Mapletree Logistics Trust’s gross revenue in 2QFY17 was up 4.7% YoY to S$91.6m, underpinned by contributions from acquisitions and completed redevelopment projects, but partially offset by lower revenue from Singapore, China and South Korea.
Looking ahead, however, OCBC Investment Research notes that management expects the leasing environment to remain challenging, especially for several of its single user assets. This is driven by muted global economic conditions which have impacted business and consumer sentiment.

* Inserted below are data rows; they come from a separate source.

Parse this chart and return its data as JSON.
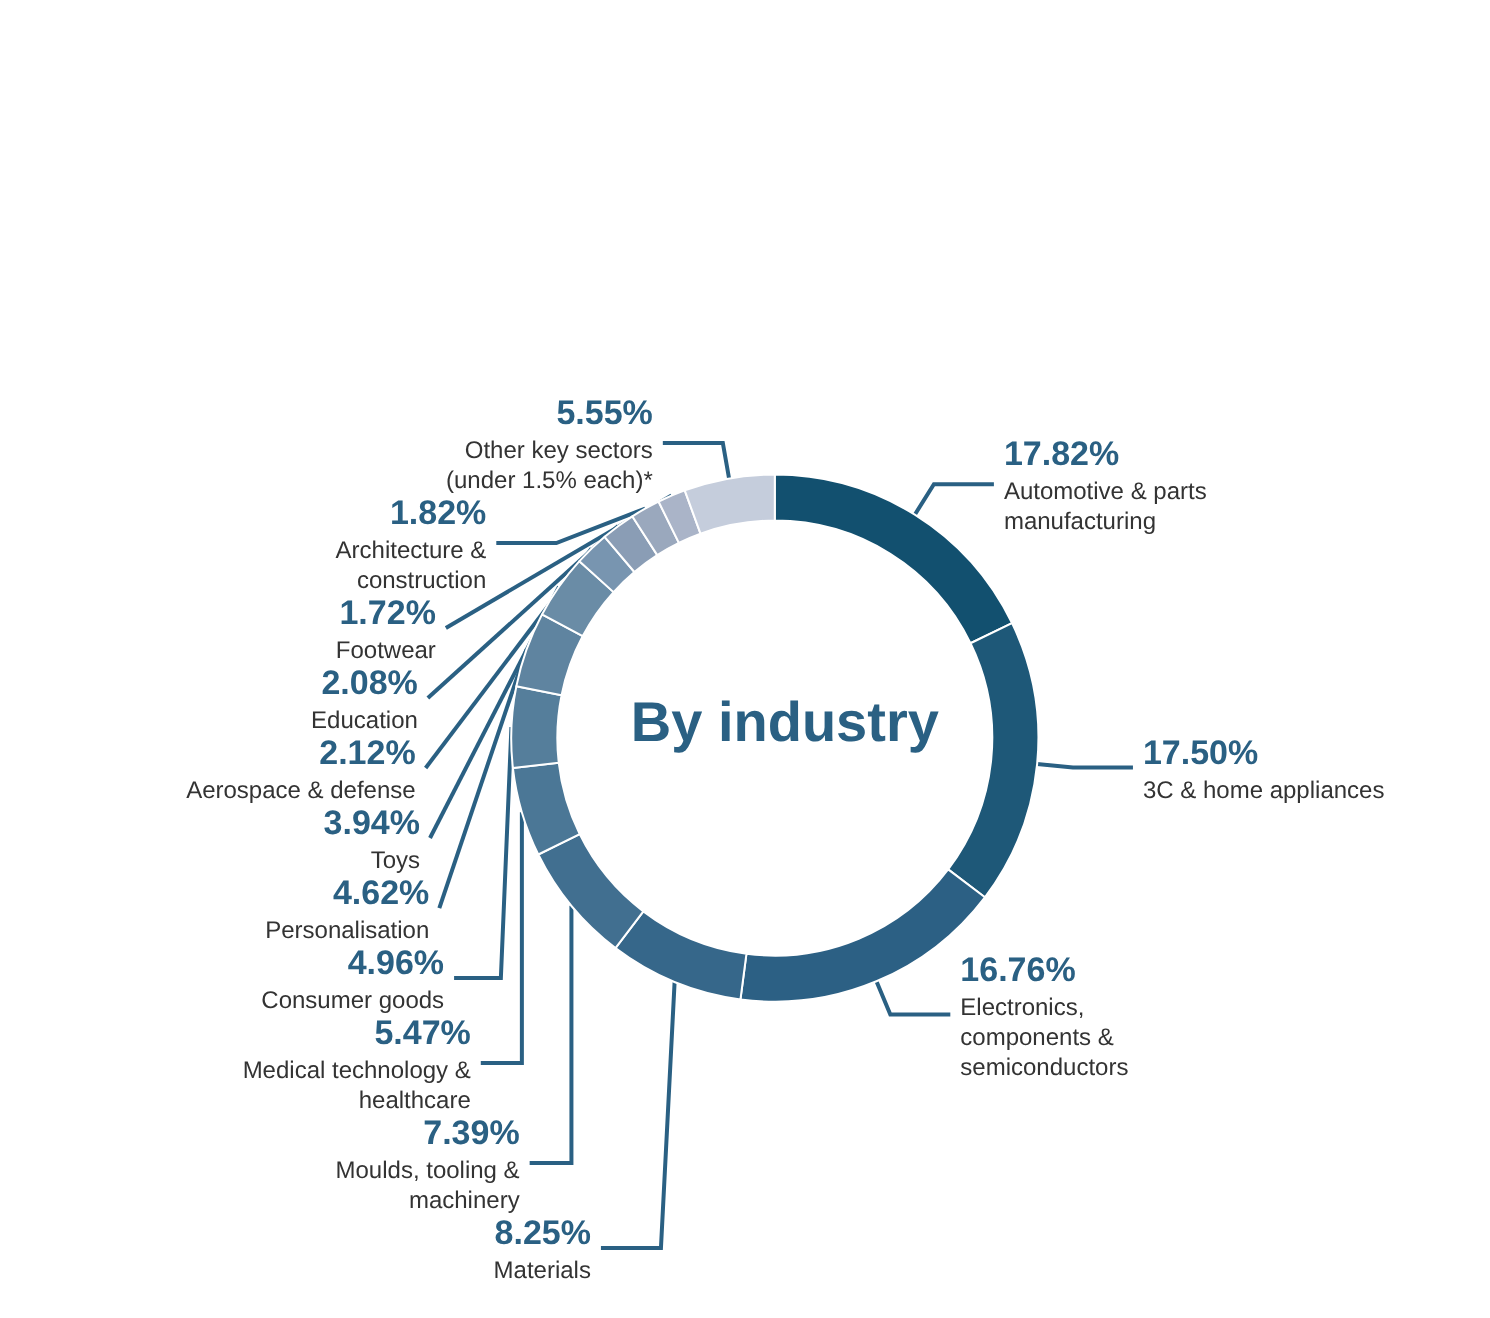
{
  "chart_data": {
    "type": "donut",
    "title": "By industry",
    "categories": [
      "Automotive & parts manufacturing",
      "3C & home appliances",
      "Electronics, components & semiconductors",
      "Materials",
      "Moulds, tooling & machinery",
      "Medical technology & healthcare",
      "Consumer goods",
      "Personalisation",
      "Toys",
      "Aerospace & defense",
      "Education",
      "Architecture & construction",
      "Footwear",
      "Other key sectors (under 1.5% each)*"
    ],
    "values": [
      17.82,
      17.5,
      16.76,
      8.25,
      7.39,
      5.47,
      4.96,
      4.62,
      3.94,
      2.12,
      2.08,
      1.82,
      1.72,
      5.55
    ],
    "value_labels": [
      "17.82%",
      "17.50%",
      "16.76%",
      "8.25%",
      "7.39%",
      "5.47%",
      "4.96%",
      "4.62%",
      "3.94%",
      "2.12%",
      "2.08%",
      "1.82%",
      "1.72%",
      "5.55%"
    ],
    "colors": [
      "#12506f",
      "#1e5878",
      "#2c6084",
      "#36678a",
      "#416f90",
      "#4b7796",
      "#557e9b",
      "#5f84a0",
      "#6a8ca6",
      "#7895b0",
      "#8a9db5",
      "#9aa8bd",
      "#aab4c8",
      "#c5cddc"
    ],
    "legend": false
  }
}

2Q DPU came in flat YoY at 1.86 S cents. On a 1HFY17 basis, gross revenue rose 5.0% to $181.1m. DPU of 3.71 S cents was similar to 1HFY16
Operationally, MLT managed to improve its occupancy from 95.4% (as at 30 Jun 2016) to 96.4% as a result of higher take-up in Singapore, Hong Kong, China and Malaysia. Only South Korea registered a weaker occupancy.
Positive rental reversions of 2% were achieved, and this was largely contributed by Singapore, Hong Kong and South Korea.
MLT has 10.1% of its NLA which is expiring for the remainder of FY17, of which 4.1% is for single user assets and 6.0% is for multi-tenanted buildings.